Shoulda stuck with OSSO, dumbo.
I really liked the camera HW and the software apps nokia has developed for it. And although I really like Nokia’s industrial design language for their lumias, I still feel their screens are too small (same device size as the top of the line Androids, but with a much smaller screen real state). The rest of the phone (processing platform and OS) is still subpar IMO.
But at least Nokia has a “halo” phone out, and a much better executed camera-as-a-phone concept than the monstrosities Samsung has put out.
I’m getting tired of the pure polycarbonate TBH, I think the Lumia 925 looks pretty awesome.
What I’d do is making it aluminum like the 925 (for weight, thinness, and attractiveness) while keeping the back of it polycarbonate but just allowing color selection.

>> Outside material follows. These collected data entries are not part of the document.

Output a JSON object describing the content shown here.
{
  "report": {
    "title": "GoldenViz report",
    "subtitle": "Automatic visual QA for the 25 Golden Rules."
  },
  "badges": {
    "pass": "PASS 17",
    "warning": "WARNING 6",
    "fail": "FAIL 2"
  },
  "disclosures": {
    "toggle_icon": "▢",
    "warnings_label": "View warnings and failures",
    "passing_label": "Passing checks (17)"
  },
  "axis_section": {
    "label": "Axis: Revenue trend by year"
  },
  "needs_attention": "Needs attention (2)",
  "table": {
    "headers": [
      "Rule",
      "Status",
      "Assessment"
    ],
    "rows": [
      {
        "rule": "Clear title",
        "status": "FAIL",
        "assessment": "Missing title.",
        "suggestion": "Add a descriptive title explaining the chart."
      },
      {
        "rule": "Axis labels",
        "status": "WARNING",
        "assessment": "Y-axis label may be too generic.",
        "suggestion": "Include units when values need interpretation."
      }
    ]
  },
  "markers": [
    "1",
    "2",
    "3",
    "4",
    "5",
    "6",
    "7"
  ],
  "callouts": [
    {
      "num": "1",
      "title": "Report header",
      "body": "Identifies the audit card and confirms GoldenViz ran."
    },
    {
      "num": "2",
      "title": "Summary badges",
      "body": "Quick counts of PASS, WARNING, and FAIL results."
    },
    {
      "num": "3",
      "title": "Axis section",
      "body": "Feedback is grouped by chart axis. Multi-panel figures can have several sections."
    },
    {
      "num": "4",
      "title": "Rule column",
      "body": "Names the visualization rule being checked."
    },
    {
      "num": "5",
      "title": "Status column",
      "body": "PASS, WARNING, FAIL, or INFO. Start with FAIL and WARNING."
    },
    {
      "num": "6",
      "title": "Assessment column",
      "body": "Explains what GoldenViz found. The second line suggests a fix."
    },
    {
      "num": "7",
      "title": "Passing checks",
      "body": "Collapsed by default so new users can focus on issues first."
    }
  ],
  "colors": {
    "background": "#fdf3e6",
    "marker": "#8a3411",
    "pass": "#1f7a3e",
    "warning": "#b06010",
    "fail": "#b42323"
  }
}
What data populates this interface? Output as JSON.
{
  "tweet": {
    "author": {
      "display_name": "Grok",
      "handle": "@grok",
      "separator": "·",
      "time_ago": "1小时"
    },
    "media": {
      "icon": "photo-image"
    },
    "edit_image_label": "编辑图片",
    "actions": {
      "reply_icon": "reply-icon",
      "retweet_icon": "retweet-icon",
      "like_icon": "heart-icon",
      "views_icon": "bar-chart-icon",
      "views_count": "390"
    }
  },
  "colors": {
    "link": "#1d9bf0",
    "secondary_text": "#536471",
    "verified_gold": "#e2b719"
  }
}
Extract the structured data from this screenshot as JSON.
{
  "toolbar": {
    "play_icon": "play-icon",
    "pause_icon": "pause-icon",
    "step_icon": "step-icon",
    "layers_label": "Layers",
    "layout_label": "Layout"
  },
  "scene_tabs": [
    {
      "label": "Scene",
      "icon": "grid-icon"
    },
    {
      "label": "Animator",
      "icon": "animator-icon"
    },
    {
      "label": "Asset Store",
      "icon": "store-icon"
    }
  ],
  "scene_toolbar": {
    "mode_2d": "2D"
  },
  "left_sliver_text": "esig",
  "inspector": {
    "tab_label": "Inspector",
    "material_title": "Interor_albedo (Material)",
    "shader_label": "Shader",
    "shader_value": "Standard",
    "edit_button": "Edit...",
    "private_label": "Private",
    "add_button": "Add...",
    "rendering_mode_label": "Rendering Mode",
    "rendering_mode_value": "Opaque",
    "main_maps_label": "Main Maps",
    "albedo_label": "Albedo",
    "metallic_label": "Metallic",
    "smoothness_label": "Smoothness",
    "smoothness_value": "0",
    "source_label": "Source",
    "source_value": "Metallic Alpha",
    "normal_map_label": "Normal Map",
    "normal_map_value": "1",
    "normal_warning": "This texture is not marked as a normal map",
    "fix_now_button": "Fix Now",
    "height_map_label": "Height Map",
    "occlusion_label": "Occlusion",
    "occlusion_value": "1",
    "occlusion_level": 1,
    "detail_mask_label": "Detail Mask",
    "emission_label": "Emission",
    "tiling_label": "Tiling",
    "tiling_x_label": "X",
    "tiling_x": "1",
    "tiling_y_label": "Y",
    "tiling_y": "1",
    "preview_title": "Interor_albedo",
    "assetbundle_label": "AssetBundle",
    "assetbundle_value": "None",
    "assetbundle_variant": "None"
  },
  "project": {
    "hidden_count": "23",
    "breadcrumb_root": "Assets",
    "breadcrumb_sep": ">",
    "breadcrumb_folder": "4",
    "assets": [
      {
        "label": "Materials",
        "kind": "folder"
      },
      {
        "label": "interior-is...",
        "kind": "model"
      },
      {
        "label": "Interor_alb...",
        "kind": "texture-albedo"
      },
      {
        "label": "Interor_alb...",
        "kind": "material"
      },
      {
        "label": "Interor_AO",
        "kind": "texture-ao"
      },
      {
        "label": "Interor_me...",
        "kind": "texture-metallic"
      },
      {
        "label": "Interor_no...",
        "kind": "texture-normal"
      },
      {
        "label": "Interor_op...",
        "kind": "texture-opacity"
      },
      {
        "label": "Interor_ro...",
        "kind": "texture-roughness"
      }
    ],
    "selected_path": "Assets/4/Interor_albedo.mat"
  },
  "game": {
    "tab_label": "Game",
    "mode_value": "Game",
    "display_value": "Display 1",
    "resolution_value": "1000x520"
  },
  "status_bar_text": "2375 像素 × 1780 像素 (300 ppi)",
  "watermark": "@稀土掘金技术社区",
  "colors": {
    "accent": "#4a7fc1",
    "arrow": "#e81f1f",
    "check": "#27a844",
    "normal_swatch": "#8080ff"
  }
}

Make the back removable and interchangeable, in turn also the battery, and throw in a well executed SD slot.
A phone like this without an SD slot doesn’t make sense. The most exciting thing about the 1020 to me is that the updated variants for other carriers will be better.
I personally do not mind plastic, if the construction is solid enough to not need a protective case. In fact I prefer it over scratchable(sic) metal.
Given nokia’s track record thus far, the “improvements” of the 1020 platform for other carriers will be minor tweaks (mainly exterior). The 920/925/928 are basically the same platform. IMO I don’t think it’s a very good strategy, but then again it’s not my company to run.
In spite of some flaws (no device is perfect anyways) I really like this model specially since I would love to get rid of the need to carry a point and shoot camera for certain occasions, however WP does not fit my needs. I’d wait and see what Sony is doing with their Honami, alas they too are screwing up their approach to the American market (where I operate my cell phone).